What does yoga philosophy mean by "character"? To explain this, one may develop the analogy of the lake. Waves do not merely disturb the surface of the water, they also, by their continued action, build up banks of sand or pebbles on the lake bottom. Such sand-banks are, of course, much more permanent and solid than the waves themselves. They may be compared to the tendencies, potentialities and latent states which exist in the subconscious and unconscious areas of the mind. In Sanskrit, they are called saṃskāras. The saṃskāras are built up by the continued action of the thought-waves, and they, in their turn, create new thought-waves—the process works both ways. Expose the mind to constant thoughts of anger and resentment, and you will find that these anger-waves build up anger-saṃskāras, which will predispose you to find occasions for anger throughout your daily life. A man with well-developed anger-saṃskāras is said to have "a bad temper." The sum total of our saṃskāras is, in fact, our character—at any given moment. Let us never forget, however, that, just as a sandbank may shift and change its shape if the tide or the current changes, so also the saṃskāras may be modified by the introduction of other kinds of thought-waves into the mind.

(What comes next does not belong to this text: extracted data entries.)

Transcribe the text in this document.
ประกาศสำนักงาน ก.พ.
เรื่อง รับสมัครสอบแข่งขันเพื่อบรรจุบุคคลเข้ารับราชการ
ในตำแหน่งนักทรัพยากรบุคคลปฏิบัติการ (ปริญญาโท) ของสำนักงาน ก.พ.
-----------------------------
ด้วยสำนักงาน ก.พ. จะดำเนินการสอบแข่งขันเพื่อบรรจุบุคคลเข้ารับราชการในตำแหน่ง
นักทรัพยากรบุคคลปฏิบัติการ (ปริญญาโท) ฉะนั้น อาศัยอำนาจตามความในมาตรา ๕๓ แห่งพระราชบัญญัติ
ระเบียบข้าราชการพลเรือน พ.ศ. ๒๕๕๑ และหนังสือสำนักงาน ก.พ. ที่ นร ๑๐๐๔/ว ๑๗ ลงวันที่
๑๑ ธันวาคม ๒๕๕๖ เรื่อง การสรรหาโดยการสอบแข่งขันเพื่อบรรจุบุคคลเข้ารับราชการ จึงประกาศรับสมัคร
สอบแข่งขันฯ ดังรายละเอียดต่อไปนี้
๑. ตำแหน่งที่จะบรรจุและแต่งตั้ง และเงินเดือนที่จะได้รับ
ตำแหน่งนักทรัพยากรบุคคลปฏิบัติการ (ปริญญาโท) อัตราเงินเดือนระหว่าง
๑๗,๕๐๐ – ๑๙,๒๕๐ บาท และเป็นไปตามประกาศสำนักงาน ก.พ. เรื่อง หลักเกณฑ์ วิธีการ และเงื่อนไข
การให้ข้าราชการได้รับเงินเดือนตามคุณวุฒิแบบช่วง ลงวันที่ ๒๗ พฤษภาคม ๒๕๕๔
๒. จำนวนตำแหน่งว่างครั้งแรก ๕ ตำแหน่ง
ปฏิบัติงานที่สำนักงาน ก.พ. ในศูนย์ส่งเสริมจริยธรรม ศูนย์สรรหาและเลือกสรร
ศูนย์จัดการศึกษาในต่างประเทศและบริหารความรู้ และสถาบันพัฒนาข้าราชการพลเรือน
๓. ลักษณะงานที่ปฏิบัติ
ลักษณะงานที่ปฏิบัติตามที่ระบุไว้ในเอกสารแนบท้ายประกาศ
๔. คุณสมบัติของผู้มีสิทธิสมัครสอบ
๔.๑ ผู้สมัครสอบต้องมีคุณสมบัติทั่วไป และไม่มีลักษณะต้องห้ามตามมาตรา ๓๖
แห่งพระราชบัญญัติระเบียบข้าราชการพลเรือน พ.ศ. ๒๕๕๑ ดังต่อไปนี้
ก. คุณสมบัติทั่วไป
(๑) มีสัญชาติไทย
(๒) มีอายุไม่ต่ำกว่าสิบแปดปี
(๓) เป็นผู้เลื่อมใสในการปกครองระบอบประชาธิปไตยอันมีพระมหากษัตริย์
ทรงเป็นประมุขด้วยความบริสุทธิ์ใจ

While we are on this subject it is worth referring to a difference of interpretation which exists between yoga and Western science. Not all saṃskāras are acquired during the course of a single human life. A child is born with certain tendencies already present in its nature. Western science is inclined to ascribe such tendencies to heredity. Yoga psychology explains that they were acquired in former incarnations, as the result of thoughts and actions long since forgotten. It does not really matter, for practical purposes, which of these two theories one prefers. "Heredity," from the yoga viewpoint, may be only another way of saying that the individual soul is driven by existing saṃskāras to seek rebirth in a certain kind of family, of parents whose saṃskāras are like its own, and thereby to "inherit" the tendencies which it already possesses. The yoga aspirant does not waste his time wondering where his saṃskāras came from or how long he has had them; he accepts full responsibility for them and sets about trying to change them.

There are, of course, many types of mind which are not yet ready for the higher yoga practices. If you have a flabby, neglected physique and try to take part in a class for ballet dancers, you will probably do yourself a great injury; you have to start with a few simple exercises. There are minds which may be described as "scattered"; they are restless, passionate and unable to concentrate. There are lazy, inert minds, in capable of constructive thought. There are also minds which, though they possess a certain degree of energy, can only dwell on what is pleasant; they shrink away from the disagreeable aspects of life. But every mind, no matter what its present nature, can ultimately be disciplined and transformed—can become, in Patañjali’s phrase, "one-pointed" and fit to attain the state of perfect yoga.